A witness told the Reuters news agency that a few hundred migrants at the Guatemala-Honduras border turned back on Friday morning. Many said they were worn out, short on food and worried a tough reception awaited them further along the road.

“We’re going back … because the [Mexican] president said we weren’t following the rules and that we were breaking many laws,” said Nelson Aguilera, who on Thursday joined the caravan in Honduras with his wife and daughter.

There's no work.

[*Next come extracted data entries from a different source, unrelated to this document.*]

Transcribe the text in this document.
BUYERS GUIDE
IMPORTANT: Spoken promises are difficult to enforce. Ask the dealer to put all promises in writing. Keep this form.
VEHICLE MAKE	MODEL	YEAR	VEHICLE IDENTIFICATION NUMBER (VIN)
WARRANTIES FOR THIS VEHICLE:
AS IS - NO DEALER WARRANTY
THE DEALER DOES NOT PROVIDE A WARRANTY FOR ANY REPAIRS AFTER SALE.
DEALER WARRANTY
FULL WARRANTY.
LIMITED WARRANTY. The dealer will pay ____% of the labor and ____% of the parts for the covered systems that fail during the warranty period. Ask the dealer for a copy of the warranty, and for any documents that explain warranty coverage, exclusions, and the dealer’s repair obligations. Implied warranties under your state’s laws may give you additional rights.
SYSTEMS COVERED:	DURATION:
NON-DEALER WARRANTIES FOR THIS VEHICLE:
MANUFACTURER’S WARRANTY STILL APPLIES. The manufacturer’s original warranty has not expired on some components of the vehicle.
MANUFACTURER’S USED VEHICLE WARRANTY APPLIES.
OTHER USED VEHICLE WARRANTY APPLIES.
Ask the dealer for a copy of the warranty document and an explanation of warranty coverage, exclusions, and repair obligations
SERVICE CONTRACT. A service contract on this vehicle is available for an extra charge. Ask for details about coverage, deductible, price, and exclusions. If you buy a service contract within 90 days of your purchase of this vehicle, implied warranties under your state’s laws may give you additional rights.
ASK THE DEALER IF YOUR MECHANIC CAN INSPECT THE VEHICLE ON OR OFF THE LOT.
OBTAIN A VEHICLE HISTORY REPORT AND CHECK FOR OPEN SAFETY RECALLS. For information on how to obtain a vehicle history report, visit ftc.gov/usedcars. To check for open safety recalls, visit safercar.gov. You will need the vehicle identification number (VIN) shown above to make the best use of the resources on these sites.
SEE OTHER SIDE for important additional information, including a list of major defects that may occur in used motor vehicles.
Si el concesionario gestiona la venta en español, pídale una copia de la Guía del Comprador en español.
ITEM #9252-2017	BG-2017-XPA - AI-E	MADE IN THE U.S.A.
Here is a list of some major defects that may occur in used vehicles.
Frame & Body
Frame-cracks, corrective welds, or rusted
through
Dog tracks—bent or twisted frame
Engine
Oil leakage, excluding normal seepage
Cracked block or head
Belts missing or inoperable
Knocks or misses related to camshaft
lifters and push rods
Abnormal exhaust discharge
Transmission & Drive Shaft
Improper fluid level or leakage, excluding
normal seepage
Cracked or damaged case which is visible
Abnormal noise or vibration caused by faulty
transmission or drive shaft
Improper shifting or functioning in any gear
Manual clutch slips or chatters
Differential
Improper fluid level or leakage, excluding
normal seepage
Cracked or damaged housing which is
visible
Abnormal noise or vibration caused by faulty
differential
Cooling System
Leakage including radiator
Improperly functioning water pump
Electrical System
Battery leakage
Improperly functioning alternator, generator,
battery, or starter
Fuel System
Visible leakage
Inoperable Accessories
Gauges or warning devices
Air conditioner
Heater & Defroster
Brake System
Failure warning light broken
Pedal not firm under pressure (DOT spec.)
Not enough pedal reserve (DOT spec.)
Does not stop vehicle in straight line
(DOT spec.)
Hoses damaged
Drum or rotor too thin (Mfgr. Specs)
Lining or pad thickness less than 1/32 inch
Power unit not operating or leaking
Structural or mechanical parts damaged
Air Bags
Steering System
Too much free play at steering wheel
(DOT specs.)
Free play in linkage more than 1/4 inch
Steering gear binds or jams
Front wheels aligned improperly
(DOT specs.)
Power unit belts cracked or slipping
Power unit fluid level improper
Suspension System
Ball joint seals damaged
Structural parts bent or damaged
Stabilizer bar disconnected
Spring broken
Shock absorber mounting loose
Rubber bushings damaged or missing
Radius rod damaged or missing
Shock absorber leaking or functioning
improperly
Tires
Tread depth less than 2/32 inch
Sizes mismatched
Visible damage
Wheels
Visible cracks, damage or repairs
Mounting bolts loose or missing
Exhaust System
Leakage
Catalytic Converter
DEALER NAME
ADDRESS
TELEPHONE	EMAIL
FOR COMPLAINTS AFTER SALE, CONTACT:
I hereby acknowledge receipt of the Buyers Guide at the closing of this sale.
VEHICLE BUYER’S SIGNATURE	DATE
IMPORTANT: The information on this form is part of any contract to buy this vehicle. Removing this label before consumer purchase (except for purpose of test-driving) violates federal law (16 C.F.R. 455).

The necessity strangles you

Josty Morales, 15

Authorities had planned to register the migrants as they crossed earlier on Thursday and offer assistance to those willing to turn back, but a group crossed the official border at Corinto without registering, the Associated Press news agency reported.

Josty Morales, 15, was among a group of four teenagers that set out from San Pedro Sula in Honduras.

He told the AP news agency he was looking for a way to support his six-month-old son at home. “There’s no work. The necessity strangles you,” Morales said.

Maria Elena Hernandez, 42, who once worked as a cook, was sitting in the rain on Thursday, seeking a bit of shelter under a piece of metal roofing with her daughter and eight-year-old granddaughter.

Hernandez told the AP news agency she heard about the caravan on Facebook. She said the last job she had was months ago at a corner store, but the business closed down due to the pandemic.

Honduran migrants trying to reach the US walk along a road as they move towards the Mexico border, in Izabal, Guatemala [Luis Echeverria/Reuters]
The caravan comes amid widespread job losses in Latin America linked to the COVID-19 pandemic – at least 34 million, according to the United Nation’s International Labor Organization (ILO) – which has hit several countries in the region hard.

The flow of migrants north from Central America had slowed dramatically during the pandemic as countries throughout the region closed their borders.

Most migrant shelters along the principal routes closed their doors to new arrivals as they tried to keep the virus from spreading to vulnerable populations.